L'énergie humaine, celle de l'action ordinaire des habitants sur leur propre environnement, peut-elle être considérée à la même hauteur que celle des architectes et des ingénieurs qui le conçoivent ? Quelle place alors et quel rôle doit-on assigner aux technologies de notre temps si l'on exige que celles-ci soient stimulantes et non pas substitutives pour l'action humaine quotidienne des habitants ? Une architecture qui stimule les ruses de la pratique et ces « tactiques quotidiennes » qu'a décrit Michel de Certeau , pose la question écologique en partant du bas.
Cependant la quotidianisation humaine que nous tentons d'analyser à travers nos travaux didactiques est un phénomène social profondément enraciné à la fois dans l'usage et dans la technique. Nous devons entendre en effet ces phénomènes de quotidianisation que décrit Bruce Bégout (et qui relèvent au moins en partie du concept d'autonomie issus de la pensée de John C. Turner ou de Yona Friedman) comme des processus de construction matérielle et technique permanente d'un environnement familier par les individus et les groupements humains.
Or cette réalité immémoriale de l’espace social humain qui relie technique et culture semble aujourd'hui contrariée par certains modes d'équipement technologique de notre cadre bâti et de notre environnement qui tendent systématiquement vers une automatisation des milieux.

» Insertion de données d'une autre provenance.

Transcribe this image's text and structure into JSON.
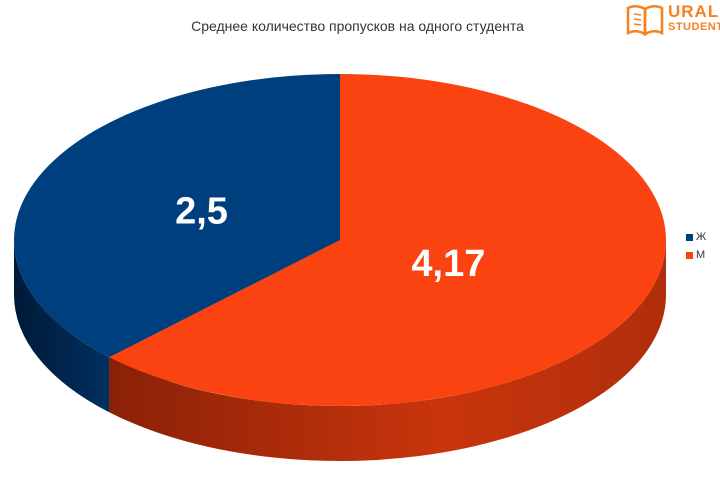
{
  "chart_data": {
    "type": "pie",
    "title": "Среднее количество пропусков на одного студента",
    "slices": [
      {
        "name": "Ж",
        "value": 2.5,
        "label": "2,5",
        "color": "#003f7d",
        "side_color": "#00244a"
      },
      {
        "name": "М",
        "value": 4.17,
        "label": "4,17",
        "color": "#fb4312",
        "side_color": "#a32a0a"
      }
    ],
    "legend_position": "right",
    "three_d": true
  },
  "logo": {
    "line1": "URAL",
    "line2": "STUDENT",
    "icon": "open-book-icon",
    "color": "#f5821f"
  }
}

Il semble en effet que certains types de dispositifs technologiques issus du domaine de l'automatisme (comme la domotique par exemple), cherchent à diminuer l'action directe de l'usager sur son milieu entraînant des effets de dés-implication sociale qui ont été décrits notamment dans le sillage de Henri Lefebvre." (Conception Non Formelle en Architecture, Daniel Estevez, L'Harmattan, 2015)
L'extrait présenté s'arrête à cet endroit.